First identified in 1989 as individual proteins involved in pathogen virulence, TALEs and the response that some plants developed in response to them captured the interest of plant geneticists.2 By the mid-2000s, TALE researchers knew that the proteins possessed a nuclear localization signal, a transcriptional activation domain, and a domain with multiple, mostly repetitive blocks of 33-35 amino acids, today called the repeat-variable diresidues (RVDs), that promoted gene expression.3-6

However, how these regions corresponded to specific sequences of DNA remained elusive. Plant scientists suspected that understanding this mechanism could help identify targets during disease progression, improving counter measures to protect crops. When researchers unveiled how TALEs selected their DNA targets, it catapulted these molecular machines into the wider research audience as tools for gene editing, eventually setting the stage for a revolution in the field.

The Origin of TALENs: Cracking the Code

In 2007, Jens Boch, at the time a research scientist in Ulla Bonas’s group at the Martin-Luther-University Halle-Wittenberg, was troubleshooting a problem with his colleague: Two different TALE proteins activated the same gene. “That’s when I said, basically, ‘why not look at it as if one of those RVDs recognized one base’,” he recalled.

Grayscale photo of Julien Valton.

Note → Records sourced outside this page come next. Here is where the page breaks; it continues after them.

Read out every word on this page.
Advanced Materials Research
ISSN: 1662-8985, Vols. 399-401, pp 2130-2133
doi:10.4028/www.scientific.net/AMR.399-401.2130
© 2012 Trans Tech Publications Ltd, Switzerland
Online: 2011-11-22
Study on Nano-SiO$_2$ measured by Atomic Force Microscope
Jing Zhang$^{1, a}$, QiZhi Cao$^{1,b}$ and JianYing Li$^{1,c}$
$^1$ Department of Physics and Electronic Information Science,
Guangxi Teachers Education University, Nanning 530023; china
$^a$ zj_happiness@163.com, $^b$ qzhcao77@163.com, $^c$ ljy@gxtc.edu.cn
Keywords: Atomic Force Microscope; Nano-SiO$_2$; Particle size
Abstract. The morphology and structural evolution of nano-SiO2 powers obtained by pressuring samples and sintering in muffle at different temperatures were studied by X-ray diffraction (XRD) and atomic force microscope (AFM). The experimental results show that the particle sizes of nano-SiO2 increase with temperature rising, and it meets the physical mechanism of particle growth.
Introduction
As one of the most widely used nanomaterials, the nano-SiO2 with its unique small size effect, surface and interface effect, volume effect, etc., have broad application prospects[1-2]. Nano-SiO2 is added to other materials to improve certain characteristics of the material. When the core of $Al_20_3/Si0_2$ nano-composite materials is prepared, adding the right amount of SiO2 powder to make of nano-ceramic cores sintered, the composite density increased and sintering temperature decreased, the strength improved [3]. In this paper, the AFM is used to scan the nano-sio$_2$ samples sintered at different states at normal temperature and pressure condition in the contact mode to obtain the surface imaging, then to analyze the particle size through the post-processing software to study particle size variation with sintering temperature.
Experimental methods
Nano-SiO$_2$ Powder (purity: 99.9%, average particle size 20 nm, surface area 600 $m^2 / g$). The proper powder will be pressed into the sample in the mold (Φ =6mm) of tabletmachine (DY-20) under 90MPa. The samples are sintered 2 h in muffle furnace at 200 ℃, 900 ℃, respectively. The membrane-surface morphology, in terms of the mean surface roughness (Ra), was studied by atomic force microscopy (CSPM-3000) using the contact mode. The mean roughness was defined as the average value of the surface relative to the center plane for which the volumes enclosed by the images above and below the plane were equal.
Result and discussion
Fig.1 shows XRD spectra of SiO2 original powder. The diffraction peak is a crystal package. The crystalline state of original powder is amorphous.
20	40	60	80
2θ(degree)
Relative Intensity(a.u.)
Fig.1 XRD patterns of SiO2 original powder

Valton has dark hair and glasses and is wearing a sweater.

Julien Valton leads a research team at Cellectis using TALEN technology to improve gene therapies, including cell therapies like CAR T cells.

Cellectis

The duo wrote out the repeat sequences one under the other and noticed a pattern: While most of the 34 amino-acid sequence was the same, the 12th and 13th residue differed between the repeats. Sensing that they may have discovered the solution to the TALE sequence specificity, the group experimentally tested their findings. Over and over again, they could reliably predict which sequences a given TALE would bind just by looking at those two amino acids in the RVDs.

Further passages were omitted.